Hoaks Pilpres 2019 yang disebarkan Ratna Sarumpaet dengan mengaku wajahnya bonyok karena dikeroyok di Bandung, padahal hasil operasi plastik di Jakarta. (Istimewa) 

Ratna bonyok bukan karena dikeroyok, tapi habis operasi plastik. Kejadian operasi plastiknya di Jakarta. Ratna pun dianggap telah menyebarkan berita bohong yang dianggap bertujuan menyerang kubu sebelah. Sebagai bentuk tanggung jawab, Ratna akhirnya ditangkap dan dihukum penjara. Kisah itu jadi bukti bahwa Pilpres 2019 tak luput dari drama.

“Motif politik elektoral di balik kebohongan Ratna tampak terang-benderang. Dia mengklaim dianiaya tiga orang tak dikenal di dekat Bandar Udara Husein astranegara, Bandung, pada 21 September lalu. Tapi yang dilapori Ratna bukan polisi, melainkan teman-teman politikusnya dan calon presiden Prabowo Subianto. Kubu Prabowo kemudian menggelar konferensi pers yang mengutuk keras penganiayaan terhadap Ratna.”

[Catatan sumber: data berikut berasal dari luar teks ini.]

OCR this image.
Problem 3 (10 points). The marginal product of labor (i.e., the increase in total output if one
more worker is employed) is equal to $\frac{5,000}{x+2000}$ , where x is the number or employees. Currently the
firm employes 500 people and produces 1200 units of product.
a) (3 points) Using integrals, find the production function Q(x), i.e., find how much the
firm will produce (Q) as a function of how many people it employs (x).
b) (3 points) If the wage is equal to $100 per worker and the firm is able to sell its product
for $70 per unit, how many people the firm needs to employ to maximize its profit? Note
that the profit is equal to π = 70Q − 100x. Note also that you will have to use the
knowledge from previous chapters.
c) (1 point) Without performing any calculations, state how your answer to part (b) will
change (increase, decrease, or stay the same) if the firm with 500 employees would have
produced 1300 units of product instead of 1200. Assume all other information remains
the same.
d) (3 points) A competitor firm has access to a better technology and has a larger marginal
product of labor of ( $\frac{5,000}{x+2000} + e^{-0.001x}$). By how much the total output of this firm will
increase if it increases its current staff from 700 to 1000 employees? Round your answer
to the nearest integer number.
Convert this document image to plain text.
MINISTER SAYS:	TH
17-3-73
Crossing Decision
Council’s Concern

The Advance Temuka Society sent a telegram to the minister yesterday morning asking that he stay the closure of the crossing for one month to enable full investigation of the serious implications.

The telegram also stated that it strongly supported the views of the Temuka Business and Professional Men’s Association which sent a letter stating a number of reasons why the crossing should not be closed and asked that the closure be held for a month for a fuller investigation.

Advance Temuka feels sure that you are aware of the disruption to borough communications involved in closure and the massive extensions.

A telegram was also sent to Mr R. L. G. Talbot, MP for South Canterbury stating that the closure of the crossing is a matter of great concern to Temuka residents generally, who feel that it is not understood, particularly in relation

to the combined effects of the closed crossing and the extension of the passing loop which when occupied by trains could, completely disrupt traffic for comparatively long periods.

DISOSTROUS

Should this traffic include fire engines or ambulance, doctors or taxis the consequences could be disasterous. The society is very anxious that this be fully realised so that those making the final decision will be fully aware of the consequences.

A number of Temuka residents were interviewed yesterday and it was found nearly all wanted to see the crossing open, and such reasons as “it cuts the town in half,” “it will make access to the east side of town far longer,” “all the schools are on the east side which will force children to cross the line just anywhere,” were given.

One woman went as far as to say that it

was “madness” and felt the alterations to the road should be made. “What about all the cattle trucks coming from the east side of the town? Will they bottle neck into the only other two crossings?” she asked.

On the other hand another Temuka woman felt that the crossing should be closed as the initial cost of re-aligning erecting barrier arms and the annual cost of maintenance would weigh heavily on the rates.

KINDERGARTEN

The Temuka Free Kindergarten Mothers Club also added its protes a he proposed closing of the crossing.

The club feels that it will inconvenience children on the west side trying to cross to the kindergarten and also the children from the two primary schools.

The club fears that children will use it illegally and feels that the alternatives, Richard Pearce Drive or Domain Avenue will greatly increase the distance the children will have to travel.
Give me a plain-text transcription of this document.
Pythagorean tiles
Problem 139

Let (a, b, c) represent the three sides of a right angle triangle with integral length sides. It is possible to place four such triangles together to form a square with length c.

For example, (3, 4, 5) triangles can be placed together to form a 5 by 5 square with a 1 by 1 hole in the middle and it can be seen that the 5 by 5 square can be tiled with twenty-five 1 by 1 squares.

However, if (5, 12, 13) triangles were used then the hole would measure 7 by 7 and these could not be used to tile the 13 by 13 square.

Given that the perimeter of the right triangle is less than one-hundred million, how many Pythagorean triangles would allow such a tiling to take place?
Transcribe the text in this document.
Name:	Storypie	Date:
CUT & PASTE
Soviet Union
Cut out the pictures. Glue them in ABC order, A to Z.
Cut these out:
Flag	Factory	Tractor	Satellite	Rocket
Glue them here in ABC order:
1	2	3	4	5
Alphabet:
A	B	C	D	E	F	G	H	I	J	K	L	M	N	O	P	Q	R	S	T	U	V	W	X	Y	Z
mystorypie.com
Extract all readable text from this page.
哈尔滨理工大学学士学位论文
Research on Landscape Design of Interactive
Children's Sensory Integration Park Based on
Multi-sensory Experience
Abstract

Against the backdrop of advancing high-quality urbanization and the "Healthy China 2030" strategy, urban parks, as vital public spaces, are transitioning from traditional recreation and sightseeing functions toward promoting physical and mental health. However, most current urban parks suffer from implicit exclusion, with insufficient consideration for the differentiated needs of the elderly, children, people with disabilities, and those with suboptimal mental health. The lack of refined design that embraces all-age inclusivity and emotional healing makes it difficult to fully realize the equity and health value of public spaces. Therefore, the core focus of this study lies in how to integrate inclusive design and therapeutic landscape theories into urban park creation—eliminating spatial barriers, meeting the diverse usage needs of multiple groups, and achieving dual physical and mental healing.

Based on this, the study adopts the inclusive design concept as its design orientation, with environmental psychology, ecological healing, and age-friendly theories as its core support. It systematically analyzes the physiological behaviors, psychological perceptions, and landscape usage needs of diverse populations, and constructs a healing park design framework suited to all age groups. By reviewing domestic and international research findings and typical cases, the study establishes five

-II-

“Kebohongan itu terkuak setelah polisi mengungkap hasil penyelidikannya. Bonyok di wajah seniman teater itu ternyata efek dari operasi plastik di sebuah klinik kecantikan di Jakarta. Ratna sendiri alhirnya mengakui hal tersebut-ulah yang menyebabkan ia dipecat sebagai juru kampanye pasangan Prabowo-Sandiaga Uno. Drama memalukan ini masih berlanjut karena polisi terus mengusut kasus Ratna,” tertulis dalam laporan Majalah Tempo berjudul Jebakan Hoaks Ratna Sarumpaet (2018).